Usually, this is an indication that these paragraphs constitute some logical entity, such as a quotation, which (rather than the emphasis itself) you need to mark up. However, there may be situations where no such element exists, but inline text markup still has to spread across one or more block elements. What are we to do in such cases?
Inserting a separate inline markup element within each paragraph is the least elegant solution:
<p><em>This is the first paragraph using emphasis throughout.</em></p> <p><em>And this is the second emphasized paragraph.</em></p>
This leads to unnecessary duplication of markup, poor maintainability, and just plain ugliness. This is the only option, however, if your emphasis spans one paragraph and a half.
The simplest approach is to just do away with the inline/block distinction and allow any text markup to be applied at any level of the hierarchy, both below and above the paragraph level. This will allow you to enclose all affected paragraphs into a common parent element specifying emphasis:
<em> <p>This is the first paragraph using emphasis throughout.</p> <p>And this is the second emphasized paragraph. Note that we can use <em>nested emphasis</em>.</p> </em>
This might make sense, especially in contexts where you want to allow both paragraphs and short non-paragraph text fragments (3.3). The problem with this approach is that it blurs your hierarchy of element types, thereby making your documents harder to maintain and more prone to errors.
It might be argued, on the other hand, that the emphasis spanning one or more paragraphs is semantically different from the emphasis that spans one or more words. Therefore, they could use different element types:
<emphasis> <p>This is the first paragraph using emphasis throughout.</p> <p>And this is the second emphasized paragraph.

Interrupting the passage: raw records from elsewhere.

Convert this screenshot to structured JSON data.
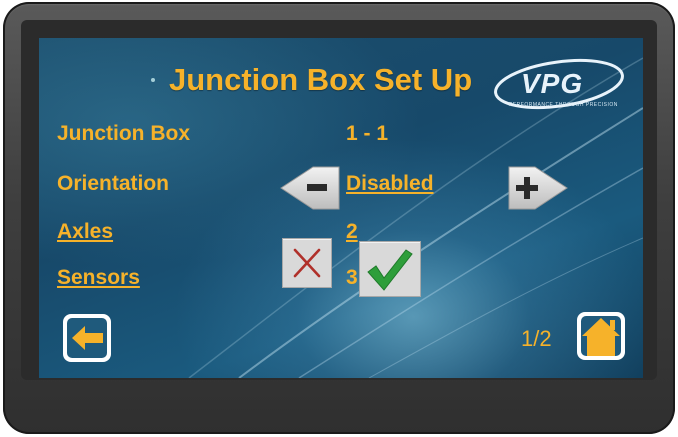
{
  "screen": {
    "title": "Junction Box Set Up",
    "page_indicator": "1/2"
  },
  "logo": {
    "text": "VPG",
    "tagline": "PERFORMANCE THROUGH PRECISION"
  },
  "fields": {
    "junction_box": {
      "label": "Junction Box",
      "value": "1 - 1"
    },
    "orientation": {
      "label": "Orientation",
      "value": "Disabled"
    },
    "axles": {
      "label": "Axles",
      "value": "2"
    },
    "sensors": {
      "label": "Sensors",
      "value": "3"
    }
  },
  "icons": {
    "decrement": "minus-arrow-icon",
    "increment": "plus-arrow-icon",
    "cancel": "red-x-icon",
    "confirm": "green-check-icon",
    "back": "left-arrow-icon",
    "home": "home-icon"
  },
  "colors": {
    "accent": "#f6b22a",
    "screen_bg": "#17496a",
    "confirm": "#2e9e3a",
    "cancel": "#b0302a"
  }
}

Note that we can use <em>nested emphasis</em>, but this time it is a different element type for the inline level.</p> </emphasis>
If the paragraph-level emphasis is semantically connected with the paragraph element, you can instead add an attribute to those paragraphs that fall within its scope:
<p type="emphasis">This is the first paragraph using emphasis throughout.</p> <p type="emphasis">And this is the second emphasized paragraph. Again, <em>nested emphasis</em> is possible.</p>
Among these options, there is perhaps no single winner suitable for all situations. Your choice will depend on the semantics of the element in question, the frequency of its use at inline and block levels, and the possible connections between its semantics and that of the standard block-level element (paragraph).
3.4.4 Nested markup
Another issue with text markup is whether nesting elements of one type is to be allowed. Presentation-oriented markup never uses, for instance, i within i — but for semantic markup, a similar structure may be meaningful. Thus, emphasis within emphasis or a quote within a quote are both perfectly valid semantically, even though in an HTML rendition, nesting of the corresponding formatting elements may have no visible effect.
Therefore, to properly transform nested semantic markup, you must use different formatting depending on the nesting level of the semantic element. For example, if you use italic face for emphasis, nested emphasis can be rendered either as regular face ("toggle" approach, where you switch between regular and italic faces for each new nesting level) or as bold italic face ("additive" approach, in which the italic rendition of the parent is augmented by the bold formatting of the child).